Why don't my Scrapy CrawlSpider rules work?

Question

I\'ve managed to code a very simple crawler with Scrapy, with these given constraints:

• Store all link info (e.g.: anchor text, page title), hence the 2 callbacks

Answer 1

Here's a scraper that works perfectly:

from scrapy.contrib.spiders import CrawlSpider,Rule
from scrapy.selector import HtmlXPathSelector
from scrapy.http import Request
from scrapySpider.items import SPage
from scrapy.contrib.linkextractors.sgml import SgmlLinkExtractor

class TestSpider4(CrawlSpider):
    name = "spiderSO"
    allowed_domains = ["cumulodata.com"]
    start_urls = ["http://www.cumulodata.com/"]

    extractor = SgmlLinkExtractor()

    rules = (
        Rule(extractor,callback='parse_links',follow=True),
        )

    def parse_start_url(self, response):
        list(self.parse_links(response))

    def parse_links(self, response):
        hxs = HtmlXPathSelector(response)
        links = hxs.select('//a')
        for link in links:
            title = ''.join(link.select('./@title').extract())
            url = ''.join(link.select('./@href').extract())
            meta={'title':title,}
            cleaned_url = "%s/?1" % url if not '/' in url.partition('//')[2] else "%s?1" % url
            yield Request(cleaned_url, callback = self.parse_page, meta=meta,)

    def parse_page(self, response):
        hxs = HtmlXPathSelector(response)
        item=SPage()
        item['url'] = response.url
        item['title']=response.meta['title']
        item['h1']=hxs.select('//h1/text()').extract()
        return item

Changes:

1. Implemented parse_start_url - Unfortunately, when you specify a callback for the first request, rules are not executed. This is inbuilt into Scrapy, and we can only manage this with a workaround. So we do a list(self.parse_links(response)) inside this function. Why the list()? Because parse_links is a generator, and generators are lazy. So we need to explicitly call it fully.
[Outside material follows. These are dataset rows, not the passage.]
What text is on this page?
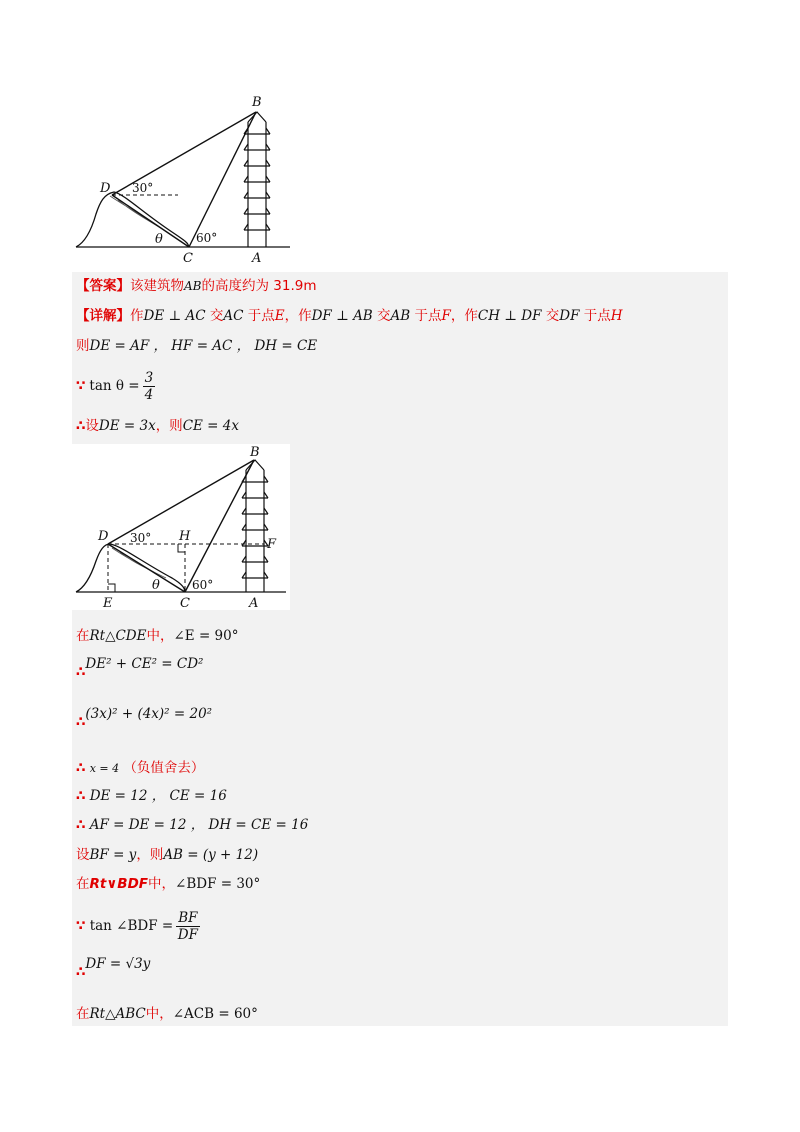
B
D
C	A
30°
60°
θ
【答案】该建筑物AB的高度约为 31.9m
【详解】作DE ⊥ AC 交AC 于点E，作DF ⊥ AB 交AB 于点F，作CH ⊥ DF 交DF 于点H
则DE = AF ， HF = AC ， DH = CE
∵ $\tan \theta = \frac{3}{4}$
∴设DE = 3x，则CE = 4x
B
D	H
F
E	C	A
30°
60°
θ
在Rt△CDE中，∠E = 90°
∴DE² + CE² = CD²
∴(3x)² + (4x)² = 20²
∴ x = 4 （负值舍去）
∴ DE = 12 ， CE = 16
∴ AF = DE = 12 ， DH = CE = 16
设BF = y，则AB = (y + 12)
在Rt∨BDF中，∠BDF = 30°
∵ tan ∠BDF = $\frac{BF}{DF}$
∴DF = √3y
在Rt△ABC中，∠ACB = 60°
2. cleaned_url = "%s/?1" % url if not '/' in url.partition('//')[2] else "%s?1" % url - There are a couple of things going on here:

   a. We're adding '/?1' to the end of the URL - Since parse_links returns duplicate URLs, Scrapy filters them out. An easier way to avoid that is to pass dont_filter=True to Request(). However, all your pages are interlinked (back to index from pageAA, etc.) and a dont_filter here results in too many duplicate requests & items.

   b. if not '/' in url.partition('//')[2] - Again, this is because of the linking in your website. One of the internal links is to 'www.cumulodata.com' and another to 'www.cumulodata.com/'. Since we're explicitly adding a mechanism to allow duplicates, this was resulting in one extra item. Since we needed perfect, I implemented this hack.

3. title = ''.join(link.select('./@title').extract()) - You don't want to return the node, but the data. Also: ''.join(list) is better than list[0] in case of an empty list.

Congrats on creating a test website which posed a curious problem - Duplicates are both necessary as well as unwanted!